Alessandro Tich
bassanonet.it
Pubblicato il 06-09-2018 13:18
in Politica | Visto 3.402 volte
 

Vi lanciamo un'Idea

Aria di novità nel centrodestra bassanese: il movimento politico giovanile GenerAzione Idea chiede di aderire alla coalizione in vista delle elezioni amministrative 2019

Vi lanciamo un'Idea

Da sin.: Giovanni Baggio, Valerio Jeson Maggi, Matteo Bizzotto e Carlo Bonato

I Moschettieri sono sempre quattro, ma gli orizzonti si allargano.
L'inossidabile quartetto del direttivo del movimento politico giovanile bassanese GenerAzione Idea scalda i motori, a nome di tutto il gruppo, in vista delle elezioni amministrative di Bassano del Grappa di primavera 2019. E ha chiesto ufficialmente di aderire con il proprio simbolo al gruppo di centrodestra cittadino che lo scorso 6 aprile ha siglato un accordo di collaborazione che riunisce i firmatari (Forza Italia, Lega Nord, Impegno per Bassano e Bassano ConGiunta) in un coordinamento unitario per concorrere assieme all'appuntamento con gli elettori dell'anno prossimo.
Ora la palla passa ai maggiorenti della coalizione che dovranno valutare se accettare la domanda di adesione alla squadra del movimento under 30 o su di lì.

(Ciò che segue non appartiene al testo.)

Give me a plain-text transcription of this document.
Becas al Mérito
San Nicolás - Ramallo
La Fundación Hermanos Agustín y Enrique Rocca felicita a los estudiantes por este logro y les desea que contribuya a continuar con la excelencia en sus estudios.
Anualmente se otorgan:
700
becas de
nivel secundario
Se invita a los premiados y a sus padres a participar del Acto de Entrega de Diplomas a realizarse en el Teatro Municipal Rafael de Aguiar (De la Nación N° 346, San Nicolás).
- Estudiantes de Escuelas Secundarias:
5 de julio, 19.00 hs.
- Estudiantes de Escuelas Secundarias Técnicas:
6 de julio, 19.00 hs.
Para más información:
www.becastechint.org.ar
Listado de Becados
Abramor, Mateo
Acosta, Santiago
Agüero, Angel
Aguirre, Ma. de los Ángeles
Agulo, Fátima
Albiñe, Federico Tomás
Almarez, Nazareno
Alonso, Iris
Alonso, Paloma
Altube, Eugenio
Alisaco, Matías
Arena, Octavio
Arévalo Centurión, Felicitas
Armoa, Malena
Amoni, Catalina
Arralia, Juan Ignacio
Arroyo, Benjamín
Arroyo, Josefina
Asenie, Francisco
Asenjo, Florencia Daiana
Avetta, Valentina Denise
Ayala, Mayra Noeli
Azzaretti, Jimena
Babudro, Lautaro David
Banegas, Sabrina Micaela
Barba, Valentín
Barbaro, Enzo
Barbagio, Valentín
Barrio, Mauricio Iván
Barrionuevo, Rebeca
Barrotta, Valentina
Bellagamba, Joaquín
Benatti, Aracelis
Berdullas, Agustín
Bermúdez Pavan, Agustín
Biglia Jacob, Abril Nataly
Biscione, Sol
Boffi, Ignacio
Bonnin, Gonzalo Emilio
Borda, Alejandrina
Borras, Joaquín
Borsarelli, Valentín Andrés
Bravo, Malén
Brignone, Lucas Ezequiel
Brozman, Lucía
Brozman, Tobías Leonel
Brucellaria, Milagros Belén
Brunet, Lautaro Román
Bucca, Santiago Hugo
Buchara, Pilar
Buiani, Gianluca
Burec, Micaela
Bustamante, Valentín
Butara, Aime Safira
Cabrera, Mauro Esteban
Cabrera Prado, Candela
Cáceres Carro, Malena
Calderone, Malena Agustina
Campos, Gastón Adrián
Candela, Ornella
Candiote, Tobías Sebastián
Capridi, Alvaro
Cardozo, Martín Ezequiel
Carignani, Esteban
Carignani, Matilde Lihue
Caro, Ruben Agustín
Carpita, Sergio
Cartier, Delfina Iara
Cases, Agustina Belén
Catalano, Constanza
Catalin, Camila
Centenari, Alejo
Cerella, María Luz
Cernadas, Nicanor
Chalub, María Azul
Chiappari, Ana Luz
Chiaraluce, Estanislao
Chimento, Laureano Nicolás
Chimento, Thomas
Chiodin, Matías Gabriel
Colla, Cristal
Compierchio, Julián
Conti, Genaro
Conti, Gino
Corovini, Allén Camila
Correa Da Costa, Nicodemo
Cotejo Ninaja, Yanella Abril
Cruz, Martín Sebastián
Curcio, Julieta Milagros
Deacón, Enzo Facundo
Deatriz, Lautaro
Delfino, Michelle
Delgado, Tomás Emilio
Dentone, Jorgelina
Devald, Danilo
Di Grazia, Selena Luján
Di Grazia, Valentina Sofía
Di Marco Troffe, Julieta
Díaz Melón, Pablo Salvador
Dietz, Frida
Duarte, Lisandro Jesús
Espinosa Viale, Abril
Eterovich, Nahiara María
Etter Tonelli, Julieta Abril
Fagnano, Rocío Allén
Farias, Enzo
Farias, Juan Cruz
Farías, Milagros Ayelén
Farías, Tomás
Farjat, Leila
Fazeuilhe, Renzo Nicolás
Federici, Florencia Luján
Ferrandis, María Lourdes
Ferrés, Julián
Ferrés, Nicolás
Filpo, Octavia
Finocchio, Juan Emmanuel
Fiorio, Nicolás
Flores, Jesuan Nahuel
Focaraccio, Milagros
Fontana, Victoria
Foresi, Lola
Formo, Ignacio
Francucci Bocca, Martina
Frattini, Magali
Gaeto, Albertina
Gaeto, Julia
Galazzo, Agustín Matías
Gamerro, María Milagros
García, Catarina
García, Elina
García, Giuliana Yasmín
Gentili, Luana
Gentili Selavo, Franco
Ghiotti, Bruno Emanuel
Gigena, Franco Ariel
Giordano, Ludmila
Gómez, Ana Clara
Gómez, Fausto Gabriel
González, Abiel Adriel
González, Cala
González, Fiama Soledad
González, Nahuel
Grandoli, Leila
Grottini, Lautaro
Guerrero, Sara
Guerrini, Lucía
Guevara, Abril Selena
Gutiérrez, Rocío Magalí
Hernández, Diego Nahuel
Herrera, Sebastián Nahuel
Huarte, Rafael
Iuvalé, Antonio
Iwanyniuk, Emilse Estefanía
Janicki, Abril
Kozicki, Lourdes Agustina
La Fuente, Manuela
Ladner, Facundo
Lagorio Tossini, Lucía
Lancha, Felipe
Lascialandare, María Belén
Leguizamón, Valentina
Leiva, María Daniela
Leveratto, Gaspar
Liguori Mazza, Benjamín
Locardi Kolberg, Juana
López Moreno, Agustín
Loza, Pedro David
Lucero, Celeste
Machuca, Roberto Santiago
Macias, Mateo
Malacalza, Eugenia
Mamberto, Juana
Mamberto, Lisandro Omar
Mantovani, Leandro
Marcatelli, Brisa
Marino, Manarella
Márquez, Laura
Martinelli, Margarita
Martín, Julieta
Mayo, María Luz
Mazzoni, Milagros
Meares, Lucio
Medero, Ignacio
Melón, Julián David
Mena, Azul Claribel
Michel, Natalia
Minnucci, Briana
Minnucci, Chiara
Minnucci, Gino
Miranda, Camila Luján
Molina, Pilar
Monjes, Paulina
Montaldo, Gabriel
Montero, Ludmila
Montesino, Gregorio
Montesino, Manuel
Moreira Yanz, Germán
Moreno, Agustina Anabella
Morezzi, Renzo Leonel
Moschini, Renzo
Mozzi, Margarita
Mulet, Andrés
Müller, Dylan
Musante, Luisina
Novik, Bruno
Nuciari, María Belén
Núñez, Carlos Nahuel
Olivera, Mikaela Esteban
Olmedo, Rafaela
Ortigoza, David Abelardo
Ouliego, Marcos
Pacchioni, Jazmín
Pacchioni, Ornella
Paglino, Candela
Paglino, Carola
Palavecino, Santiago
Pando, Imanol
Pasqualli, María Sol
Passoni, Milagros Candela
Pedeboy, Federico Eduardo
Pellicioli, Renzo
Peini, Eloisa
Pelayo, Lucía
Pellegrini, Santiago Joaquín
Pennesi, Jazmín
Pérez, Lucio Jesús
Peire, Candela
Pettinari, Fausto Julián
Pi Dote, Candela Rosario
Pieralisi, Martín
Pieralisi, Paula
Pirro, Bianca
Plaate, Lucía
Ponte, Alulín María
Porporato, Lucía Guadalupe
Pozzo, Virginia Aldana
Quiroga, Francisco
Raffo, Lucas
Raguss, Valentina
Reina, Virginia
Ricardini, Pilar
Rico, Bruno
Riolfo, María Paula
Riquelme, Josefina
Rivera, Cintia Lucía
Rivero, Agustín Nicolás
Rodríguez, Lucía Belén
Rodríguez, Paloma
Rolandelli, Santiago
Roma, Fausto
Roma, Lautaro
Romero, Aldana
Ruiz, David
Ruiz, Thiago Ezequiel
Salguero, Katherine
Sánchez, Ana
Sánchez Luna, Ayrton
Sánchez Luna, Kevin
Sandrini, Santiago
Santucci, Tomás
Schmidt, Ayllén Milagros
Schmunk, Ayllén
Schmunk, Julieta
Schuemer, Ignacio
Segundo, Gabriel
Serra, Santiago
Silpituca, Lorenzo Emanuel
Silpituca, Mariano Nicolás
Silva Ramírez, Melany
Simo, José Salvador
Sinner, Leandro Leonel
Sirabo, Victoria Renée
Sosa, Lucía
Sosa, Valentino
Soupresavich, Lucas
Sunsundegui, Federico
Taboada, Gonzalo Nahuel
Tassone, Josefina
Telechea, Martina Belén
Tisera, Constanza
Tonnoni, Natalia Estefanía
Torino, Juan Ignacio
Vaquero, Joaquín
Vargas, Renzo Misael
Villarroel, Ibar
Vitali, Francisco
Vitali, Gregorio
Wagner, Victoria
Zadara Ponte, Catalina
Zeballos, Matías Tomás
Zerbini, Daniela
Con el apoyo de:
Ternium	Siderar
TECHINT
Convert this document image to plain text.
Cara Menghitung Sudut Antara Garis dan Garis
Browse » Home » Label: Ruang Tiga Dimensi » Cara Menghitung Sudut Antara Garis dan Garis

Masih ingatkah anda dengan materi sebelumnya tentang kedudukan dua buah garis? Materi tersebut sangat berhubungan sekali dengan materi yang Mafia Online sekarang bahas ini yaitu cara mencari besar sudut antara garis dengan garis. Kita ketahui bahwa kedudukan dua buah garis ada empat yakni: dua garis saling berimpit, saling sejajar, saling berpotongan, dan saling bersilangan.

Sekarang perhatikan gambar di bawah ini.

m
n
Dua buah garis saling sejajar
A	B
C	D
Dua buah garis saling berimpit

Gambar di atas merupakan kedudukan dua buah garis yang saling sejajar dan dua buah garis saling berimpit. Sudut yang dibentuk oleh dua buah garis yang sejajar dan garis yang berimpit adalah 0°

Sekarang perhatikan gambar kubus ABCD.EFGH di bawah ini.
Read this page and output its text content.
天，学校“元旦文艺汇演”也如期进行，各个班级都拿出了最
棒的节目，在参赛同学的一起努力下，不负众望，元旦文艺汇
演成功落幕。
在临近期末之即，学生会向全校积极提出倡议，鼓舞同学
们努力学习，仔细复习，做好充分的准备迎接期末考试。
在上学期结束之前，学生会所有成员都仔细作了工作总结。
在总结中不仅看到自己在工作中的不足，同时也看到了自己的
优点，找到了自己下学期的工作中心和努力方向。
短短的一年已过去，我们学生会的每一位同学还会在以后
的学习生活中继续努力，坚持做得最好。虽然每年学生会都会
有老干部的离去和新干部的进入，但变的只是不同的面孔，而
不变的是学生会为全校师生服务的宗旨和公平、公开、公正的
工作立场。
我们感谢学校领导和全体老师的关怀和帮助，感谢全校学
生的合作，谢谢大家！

Ma le antenne di chi vi scrive fanno presagire che l'adesione sarà scontata: non è opportuno per qualsiasi formazione o aggregazione politica, coi tempi che corrono, privarsi di forze fresche.
Non si tratta comunque dell'annuncio di una nuova lista civica “GenerAzione Idea”.
Non è questa la priorità dei promotori della richiesta, che intendono piuttosto dare il proprio “contributo di idee e proposte” al programma amministrativo che proviene dal loro modo di vedere la città. “Magari tra di noi alcuni decideranno di candidarsi ed altri no, ma non è questo il punto - spiegano i diretti interessati, a scanso di equivoci -. Il nostro impegno va oltre la carica di consigliere comunale o altro, è spirito di servizio e sacrificio.”
Ma le vie di Bassano sono infinite, e non è detto che la formazione di una lista non accada.
Chi voterà, vedrà.

“Perché lo facciamo? Perché siamo convinti che all’interno della compagine che andrà a presentarsi alle elezioni serva un elemento di freschezza e novità - afferma in conferenza stampa il coordinatore del movimento Giovanni Baggio -. Noi possiamo veramente rappresentare un elemento di innovazione fondamentale all'interno del gruppo. Lo facciamo con l'entusiasmo, la spensieratezza e, probabilmente, la follia di chi ha 20-30 anni, ma allo stesso tempo sappiamo che ce lo “possiamo permettere”. Non siamo dei totali novelli, abbiamo esperienze accademiche e di studio notevoli, e ognuno di noi nel proprio campo ha una discreta conoscenza. Abbiamo sempre sostenuto che la politica si debba fare con preparazione, “con la testa”, è con questo spirito che ci approcciamo a questo gruppo e alla prossima campagna elettorale.”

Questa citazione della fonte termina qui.